On Oct 5, 2011, at 12:53 AM, hadi wrote:
> Hi All,
>
> Some general questions on OQ computational functionality:
>
> is there a limit to the number of events and locations when doing a
> run?
What type of calculator are you referring to?
If you refer to the event-based PSHA calculator, number of events corresponds to number of earthquakes generated through Monte Carlo sampling of the earthquake rupture forecast (ERF).
The number of events generated depends on the time span and the occurrence rates associated to each source. In general, greater is the time span and the occurrence rates, larger is the number of ruptures
generated in a seismicity history. Now in OpenQuake you can compute as many seismicity histories as you want. There is not hard-coded limit. Larger is the number of seismicity histories, higher will be the stability of your results (e.g loss curves). My suggestion is to perform a convergence analysis. You increase the number of seismicity histories gradually and you stop when you get to stable results.
Regarding number of locations, you can consider as many locations as you want. Again there is not an hard-coded limit.

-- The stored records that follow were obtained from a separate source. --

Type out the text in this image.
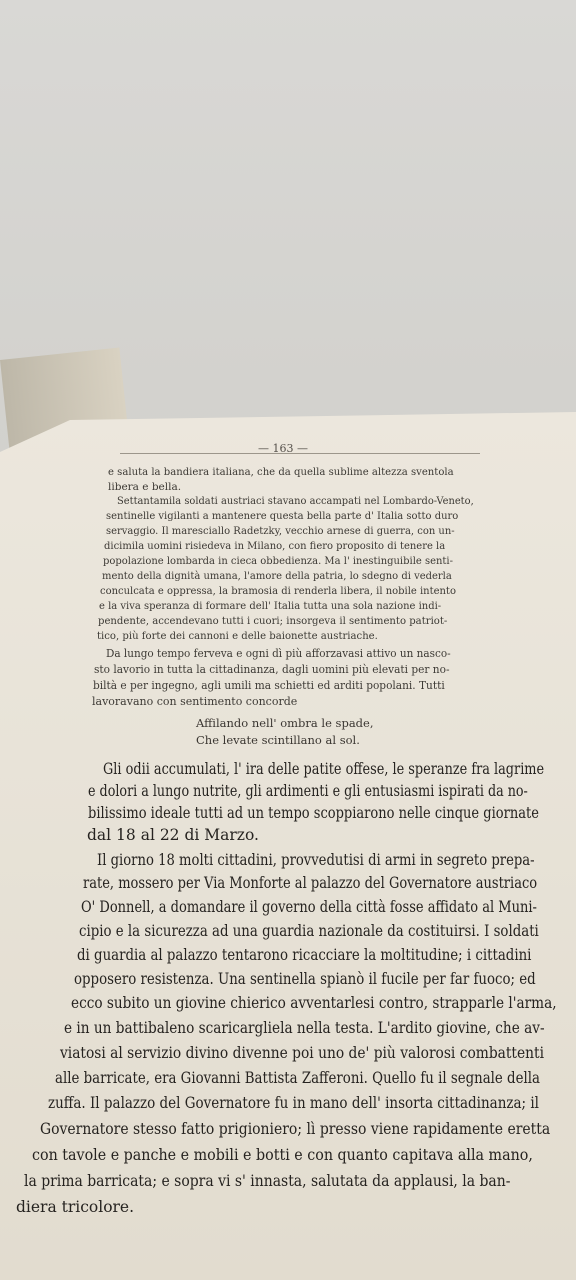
— 163 —
e saluta la bandiera italiana, che da quella sublime altezza sventola
libera e bella.
Settantamila soldati austriaci stavano accampati nel Lombardo-Veneto,
sentinelle vigilanti a mantenere questa bella parte d' Italia sotto duro
servaggio. Il maresciallo Radetzky, vecchio arnese di guerra, con un-
dicimila uomini risiedeva in Milano, con fiero proposito di tenere la
popolazione lombarda in cieca obbedienza. Ma l' inestinguibile senti-
mento della dignità umana, l'amore della patria, lo sdegno di vederla
conculcata e oppressa, la bramosia di renderla libera, il nobile intento
e la viva speranza di formare dell' Italia tutta una sola nazione indi-
pendente, accendevano tutti i cuori; insorgeva il sentimento patriot-
tico, più forte dei cannoni e delle baionette austriache.
Da lungo tempo ferveva e ogni dì più afforzavasi attivo un nasco-
sto lavorio in tutta la cittadinanza, dagli uomini più elevati per no-
biltà e per ingegno, agli umili ma schietti ed arditi popolani. Tutti
lavoravano con sentimento concorde
Affilando nell' ombra le spade,
Che levate scintillano al sol.
Gli odii accumulati, l' ira delle patite offese, le speranze fra lagrime
e dolori a lungo nutrite, gli ardimenti e gli entusiasmi ispirati da no-
bilissimo ideale tutti ad un tempo scoppiarono nelle cinque giornate
dal 18 al 22 di Marzo.
Il giorno 18 molti cittadini, provvedutisi di armi in segreto prepa-
rate, mossero per Via Monforte al palazzo del Governatore austriaco
O' Donnell, a domandare il governo della città fosse affidato al Muni-
cipio e la sicurezza ad una guardia nazionale da costituirsi. I soldati
di guardia al palazzo tentarono ricacciare la moltitudine; i cittadini
opposero resistenza. Una sentinella spianò il fucile per far fuoco; ed
ecco subito un giovine chierico avventarlesi contro, strapparle l'arma,
e in un battibaleno scaricargliela nella testa. L'ardito giovine, che av-
viatosi al servizio divino divenne poi uno de' più valorosi combattenti
alle barricate, era Giovanni Battista Zafferoni. Quello fu il segnale della
zuffa. Il palazzo del Governatore fu in mano dell' insorta cittadinanza; il
Governatore stesso fatto prigioniero; lì presso viene rapidamente eretta
con tavole e panche e mobili e botti e con quanto capitava alla mano,
la prima barricata; e sopra vi s' innasta, salutata da applausi, la ban-
diera tricolore.
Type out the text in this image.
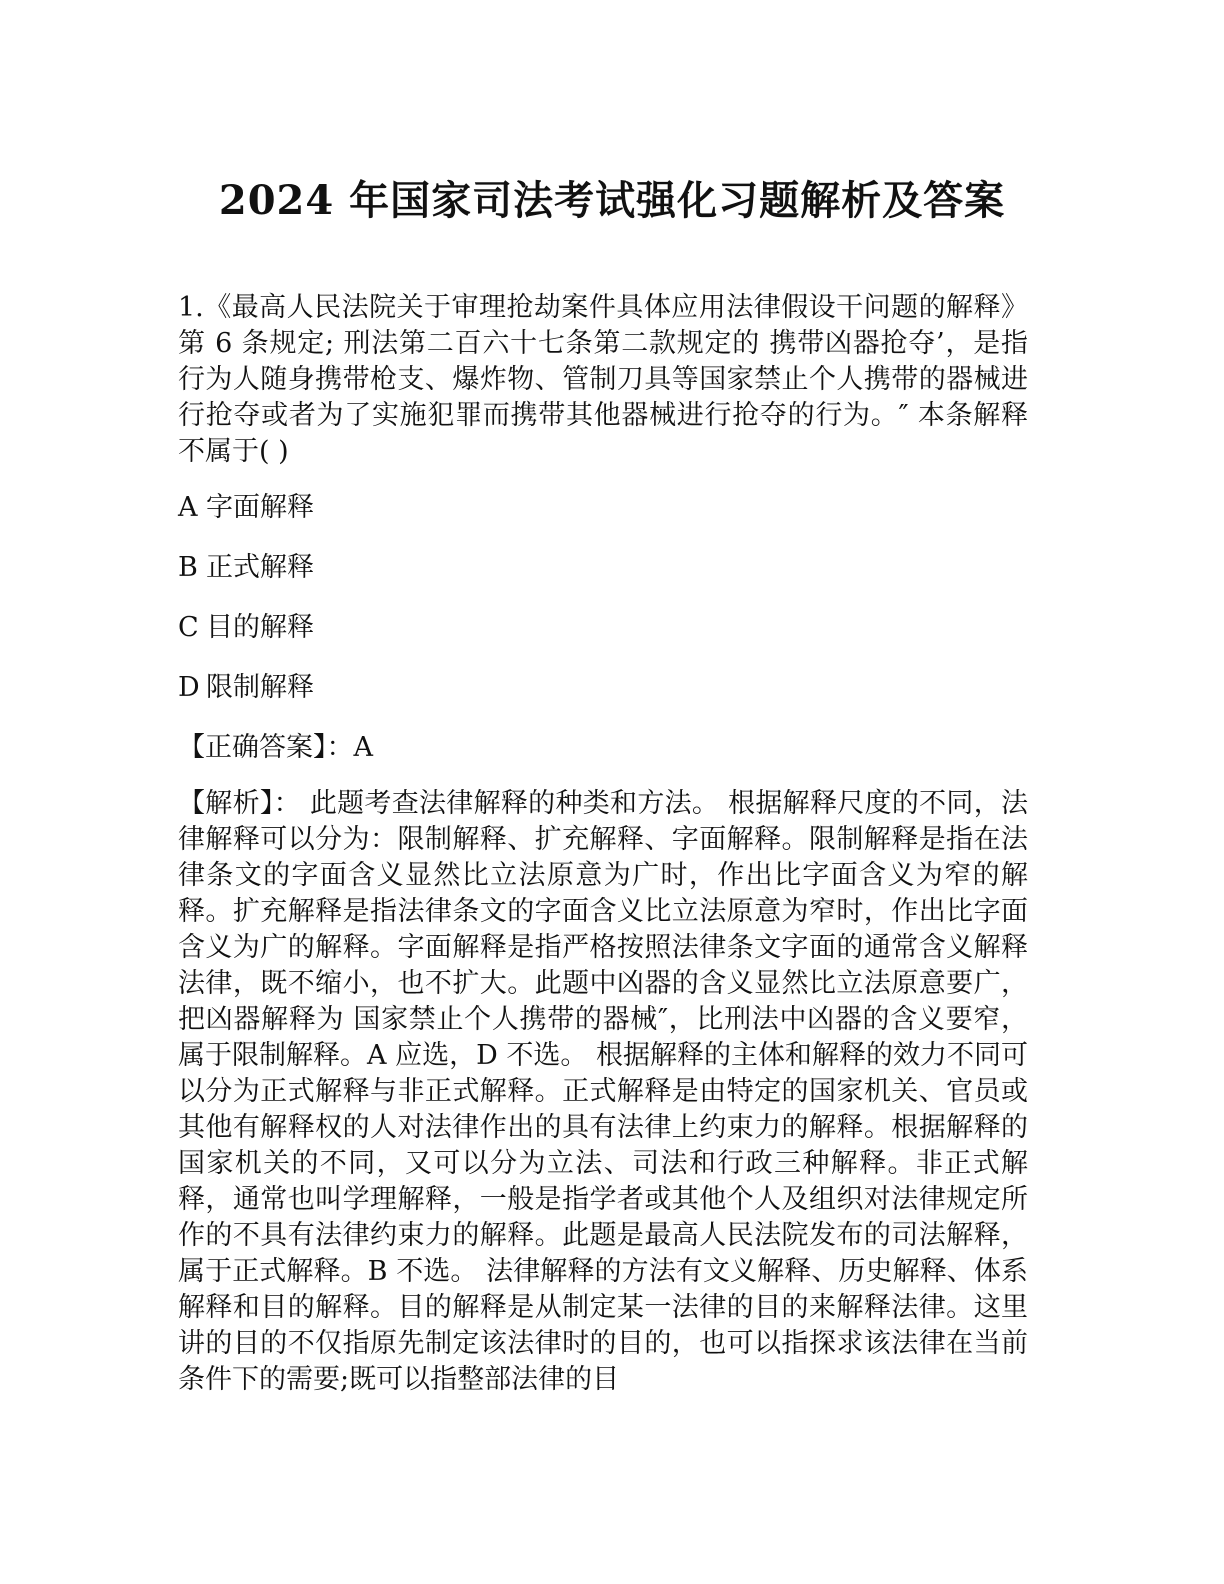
2024 年国家司法考试强化习题解析及答案

1.《最高人民法院关于审理抢劫案件具体应用法律假设干问题的解释》第 6 条规定; 刑法第二百六十七条第二款规定的 携带凶器抢夺’，是指行为人随身携带枪支、爆炸物、管制刀具等国家禁止个人携带的器械进行抢夺或者为了实施犯罪而携带其他器械进行抢夺的行为。″ 本条解释不属于( )

A 字面解释
B 正式解释
C 目的解释
D 限制解释

【正确答案】：A

【解析】： 此题考查法律解释的种类和方法。 根据解释尺度的不同，法律解释可以分为：限制解释、扩充解释、字面解释。限制解释是指在法律条文的字面含义显然比立法原意为广时，作出比字面含义为窄的解释。扩充解释是指法律条文的字面含义比立法原意为窄时，作出比字面含义为广的解释。字面解释是指严格按照法律条文字面的通常含义解释法律，既不缩小，也不扩大。此题中凶器的含义显然比立法原意要广，把凶器解释为 国家禁止个人携带的器械″，比刑法中凶器的含义要窄，属于限制解释。A 应选，D 不选。 根据解释的主体和解释的效力不同可以分为正式解释与非正式解释。正式解释是由特定的国家机关、官员或其他有解释权的人对法律作出的具有法律上约束力的解释。根据解释的国家机关的不同，又可以分为立法、司法和行政三种解释。非正式解释，通常也叫学理解释，一般是指学者或其他个人及组织对法律规定所作的不具有法律约束力的解释。此题是最高人民法院发布的司法解释，属于正式解释。B 不选。 法律解释的方法有文义解释、历史解释、体系解释和目的解释。目的解释是从制定某一法律的目的来解释法律。这里讲的目的不仅指原先制定该法律时的目的，也可以指探求该法律在当前条件下的需要;既可以指整部法律的目
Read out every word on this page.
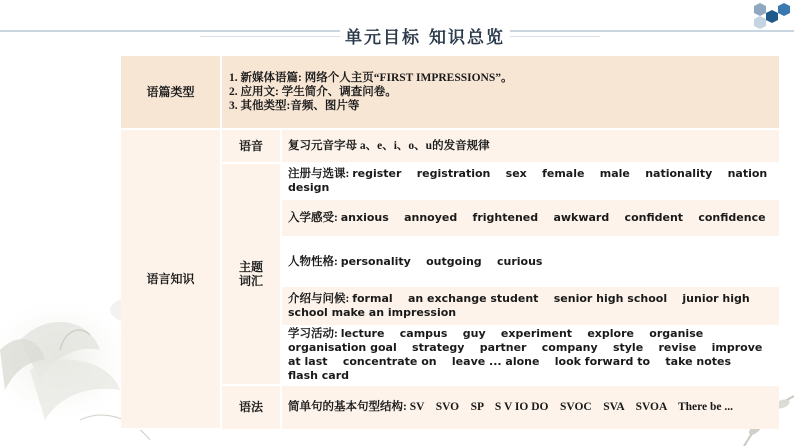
单元目标 知识总览
语篇类型	1. 新媒体语篇: 网络个人主页“FIRST IMPRESSIONS”。
2. 应用文: 学生简介、调查问卷。
3. 其他类型:音频、图片等	

语言知识	语音	复习元音字母 a、e、i、o、u的发音规律

	主题
词汇	注册与选课: register    registration    sex    female    male    nationality    nation design
		入学感受: anxious    annoyed    frightened    awkward    confident    confidence
		人物性格: personality    outgoing    curious
		介绍与问候: formal    an exchange student    senior high school    junior high school make an impression
		学习活动: lecture    campus    guy    experiment    explore    organise    organisation goal    strategy    partner    company    style    revise    improve    at last    concentrate on    leave ... alone    look forward to    take notes    flash card
	语法	简单句的基本句型结构: SV    SVO    SP    S V IO DO    SVOC    SVA    SVOA    There be ...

However, even if OpenQuake does not provide any constrain in the number of seismicity histories and locations, you can have some constrains from the hardware where you are running OpenQuake. For instance, OQ makes an extensive usage of RAM, to store for instance ground motion fields that are then passed to the risk engine, so if you consider many seismicity histories (so many ground motion fields) and many locations (and therefore each ground motion field contains many points) you will probably saturate you RAM (if you do not have enough), and the calculations will get very slow.
Regarding the time, we are working on that. We will first implement a calculation progress report mechanism. As you see currently OQ reports only when the calculation starts and when the calculation finishes but it does not report the calculation progress (so you cannot get an idea about how fast you are computing ground motion fields or hazard curves). Once we will have this mechanism in place we will also estimate the computation time.